Optics-Real or Imaginary?

Optics-Real or Imaginary? July 14, 2022

Williams/williams

OUR OWN OPTICS

We live in a world of ‘optics.’ A word used too much, I think. I remember when it was used for a scope on a rifle. “Hey Charlie, what kind of scope optics you got on that there Remington? Bet you can pluck a tick off a hound dog’s back leg with it, eh?” For the life of me, I don’t know why you would want to shoot a tick with a Remington. Seems like a little too big of a hammer for that construction job. Plus, you’re shooting a big gun at a dog. If you miss or blink or sneeze, things could go bad for the dog? The optic lens we and others use to evaluate how something we do is looked upon and judged can also be misused.

Politicians busily chastised for it. How something an individual or group-anyone is doing and how it looks to the outside: political party, organization you work for, family choices, personal choices, might impact others. Is the blouse you are wearing too revealing, tight, loose, wrong color and don’t even get me started on the baggy pants issue young men have. A trend kept alive for years. I have come to realize that particular trend involves pants taken from the young man’s dead grandfather, leaving the boy pants seven sizes too big. The kid, however, saw a trend availing itself. The nice thing about this optic is the kid can’t steal much of anything because as he runs, he is carrying the stolen item in one hand while holding his pants up in the other. So, that optic seems to work.

     We get evaluated

But sometimes, we are evaluated, measured, even judged by other people’s optics and they are basing the information received from those optics-those lenses, then filtered through their own analysis of what those optics say. Add to that a person’s placement on this planet, their essence, where life has delivered or placed them, age, and you can really misinterpret a person or be misinterpreted yourself by lenses of the optics not being correct.

     It can be funny

It’s funny how even my own optics of myself, has had to change. I am no longer the spunky twenty-one-year-old who is young and strong. I’m not the thirty-seven-year-old who has survived two high school reunions. Anyone who has gone to their first two reunions know what I am talking about.

They have witnessed the first reunion filled with “hey, look at me. I’m successful and have a nice car.” Followed by the second, twentyish year since graduation. A reunion which was the sobering “hey, yeah it’s still me. I have put on fifty-eight pounds, have chronic dysentery, on my fourth marriage, filed bankruptcy twice, and my shoes are too tight.” Reunion three four and five are body counts and reunions combining graduation years because none of the people organizing the event could get enough graduates to join to get the one-hundred plus attendee discount at the local Assembly and Party Center, located in the strip mall where the previously mentioned big box warehouse store lives and two doors down from an ACE Hardware.

   As I get older….

Frankly, it’s the optics in these later reunions which could be the most accurate. As I get older, I realize I changed dramatically. Things I cared about in my twenties, thirties, forties, even fifties, are nothing I care about now.  But sometimes, a lot of times actually, we look at ourselves or these groups of people through lenses which become inaccurate. If you needed glasses to read in your twenties, they will not be the same prescription in your thirties and definitely not in your fifties.  Making judgements on people either older, sometimes much older, or even reversed and making decisions about younger individuals and judging those findings by our own optics, can be far from accurate. And sometimes, the places we hope to avoid such things, like churches, are the worst at it.

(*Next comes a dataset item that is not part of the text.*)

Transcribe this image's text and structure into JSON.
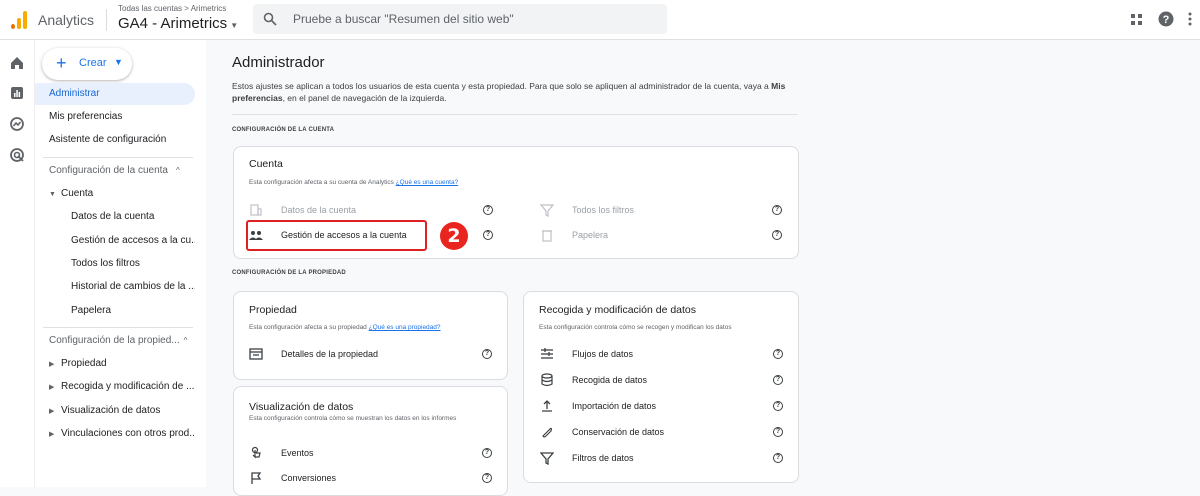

You find yourself judged-if you believe in God. You just will. Not just believing in God, but the healing forgiving power of his son, Jesus. You’re actively being measured by optics which are based on misaligned data. Those same optics you, yourself, sometimes find yourself using.

     And Evil smiles.

But with age and passing those decades like signposts along I-40, we find our maturity controlling our desire to respond to misjudgment with a patient silence. Allowing those viewing that tick through optical devices to rethink their application of those judgments and assessments and determining, ‘what I think I see, is through my experience, and not theirs. What I think I see, is what I would do.’

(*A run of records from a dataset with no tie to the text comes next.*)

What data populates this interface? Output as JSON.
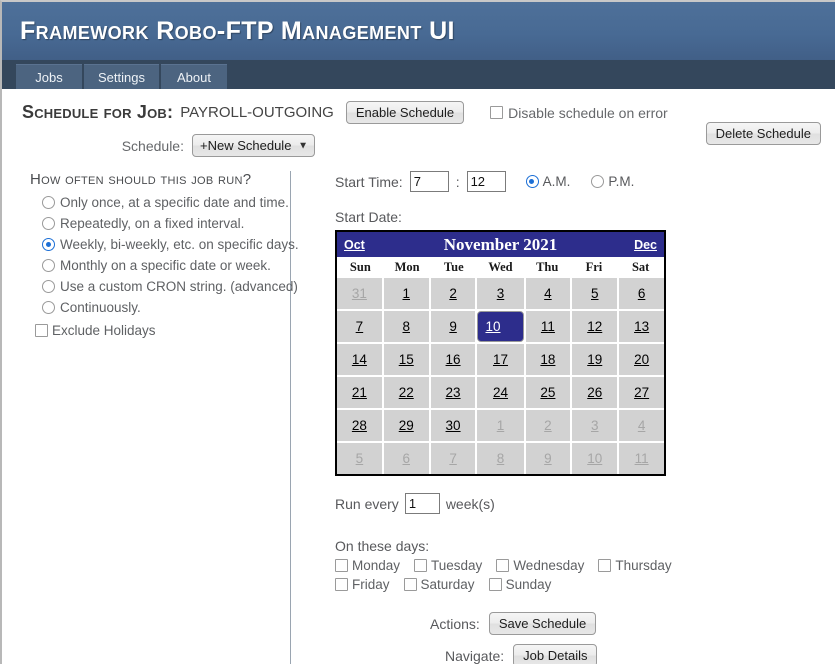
{
  "header": {
    "title": "Framework Robo-FTP Management UI"
  },
  "tabs": [
    {
      "label": "Jobs",
      "active": true
    },
    {
      "label": "Settings",
      "active": false
    },
    {
      "label": "About",
      "active": false
    }
  ],
  "schedule_header": {
    "title": "Schedule for Job:",
    "job_name": "PAYROLL-OUTGOING",
    "enable_button": "Enable Schedule",
    "disable_on_error_label": "Disable schedule on error",
    "disable_on_error_checked": false,
    "schedule_label": "Schedule:",
    "schedule_selected": "+New Schedule",
    "schedule_options": [
      "+New Schedule"
    ],
    "delete_button": "Delete Schedule"
  },
  "frequency": {
    "question": "How often should this job run?",
    "options": [
      {
        "label": "Only once, at a specific date and time.",
        "selected": false
      },
      {
        "label": "Repeatedly, on a fixed interval.",
        "selected": false
      },
      {
        "label": "Weekly, bi-weekly, etc. on specific days.",
        "selected": true
      },
      {
        "label": "Monthly on a specific date or week.",
        "selected": false
      },
      {
        "label": "Use a custom CRON string. (advanced)",
        "selected": false
      },
      {
        "label": "Continuously.",
        "selected": false
      }
    ],
    "exclude_holidays_label": "Exclude Holidays",
    "exclude_holidays_checked": false
  },
  "start_time": {
    "label": "Start Time:",
    "hour": "7",
    "separator": ":",
    "minute": "12",
    "am_label": "A.M.",
    "pm_label": "P.M.",
    "meridiem_selected": "A.M."
  },
  "start_date": {
    "label": "Start Date:",
    "prev_month": "Oct",
    "next_month": "Dec",
    "month_title": "November 2021",
    "day_names": [
      "Sun",
      "Mon",
      "Tue",
      "Wed",
      "Thu",
      "Fri",
      "Sat"
    ],
    "selected_day": 10,
    "cells": [
      {
        "d": "31",
        "other": true
      },
      {
        "d": "1"
      },
      {
        "d": "2"
      },
      {
        "d": "3"
      },
      {
        "d": "4"
      },
      {
        "d": "5"
      },
      {
        "d": "6"
      },
      {
        "d": "7"
      },
      {
        "d": "8"
      },
      {
        "d": "9"
      },
      {
        "d": "10",
        "sel": true
      },
      {
        "d": "11"
      },
      {
        "d": "12"
      },
      {
        "d": "13"
      },
      {
        "d": "14"
      },
      {
        "d": "15"
      },
      {
        "d": "16"
      },
      {
        "d": "17"
      },
      {
        "d": "18"
      },
      {
        "d": "19"
      },
      {
        "d": "20"
      },
      {
        "d": "21"
      },
      {
        "d": "22"
      },
      {
        "d": "23"
      },
      {
        "d": "24"
      },
      {
        "d": "25"
      },
      {
        "d": "26"
      },
      {
        "d": "27"
      },
      {
        "d": "28"
      },
      {
        "d": "29"
      },
      {
        "d": "30"
      },
      {
        "d": "1",
        "other": true
      },
      {
        "d": "2",
        "other": true
      },
      {
        "d": "3",
        "other": true
      },
      {
        "d": "4",
        "other": true
      },
      {
        "d": "5",
        "other": true
      },
      {
        "d": "6",
        "other": true
      },
      {
        "d": "7",
        "other": true
      },
      {
        "d": "8",
        "other": true
      },
      {
        "d": "9",
        "other": true
      },
      {
        "d": "10",
        "other": true
      },
      {
        "d": "11",
        "other": true
      }
    ]
  },
  "recurrence": {
    "run_every_prefix": "Run every",
    "interval_value": "1",
    "run_every_suffix": "week(s)",
    "on_these_days_label": "On these days:",
    "days": [
      {
        "label": "Monday",
        "checked": false
      },
      {
        "label": "Tuesday",
        "checked": false
      },
      {
        "label": "Wednesday",
        "checked": false
      },
      {
        "label": "Thursday",
        "checked": false
      },
      {
        "label": "Friday",
        "checked": false
      },
      {
        "label": "Saturday",
        "checked": false
      },
      {
        "label": "Sunday",
        "checked": false
      }
    ]
  },
  "footer": {
    "actions_label": "Actions:",
    "save_button": "Save Schedule",
    "navigate_label": "Navigate:",
    "job_details_button": "Job Details"
  },
  "colors": {
    "header_blue": "#486a94",
    "tabbar_dark": "#34475c",
    "calendar_navy": "#2d2d8c",
    "radio_accent": "#1c6fd6",
    "cell_grey": "#d2d2d2"
  }
}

We interpret others actions based on our own experience or position. It is probably a big reason why Matthew and Luke both said, ‘do not judge others or you too will be judged.’ The challenge for the person being measured, is to stay firm in the idea God—our Dad, runs our vindication. Which is still no guarantee that same vindication won’t be decades after we’re dead.

Oh boy.

     We want justice

I want justice. We crave, when appropriate, the hanging to be public! The judge overseer points their finger at us and we dream they say “that person, right there, has been wronged and wronged badly and I want all of you to take notice we are quashing the reason they have been, well, wronged.”

And Evil smiles again.

Wait, why would Evil smile? He’s been vanquished and the whole village saw it. Because we trusted our own optics. We measured someone through a lens which didn’t allow us to see clearly, other than through our own filter of experience. We could make something stop, change, become who we wanted that something to be because damnit, we know what’s best.

     I find….

Finding as I get older, I am allowing the moment of retribution to pass. I don’t want the public hanging, well, not always. I can wait. We know there is a plan—The Plan. Someday, someone will see the optics they used to claim the need for change. They eventually discover they were looking through their own optics experience and not the optics of those they judged.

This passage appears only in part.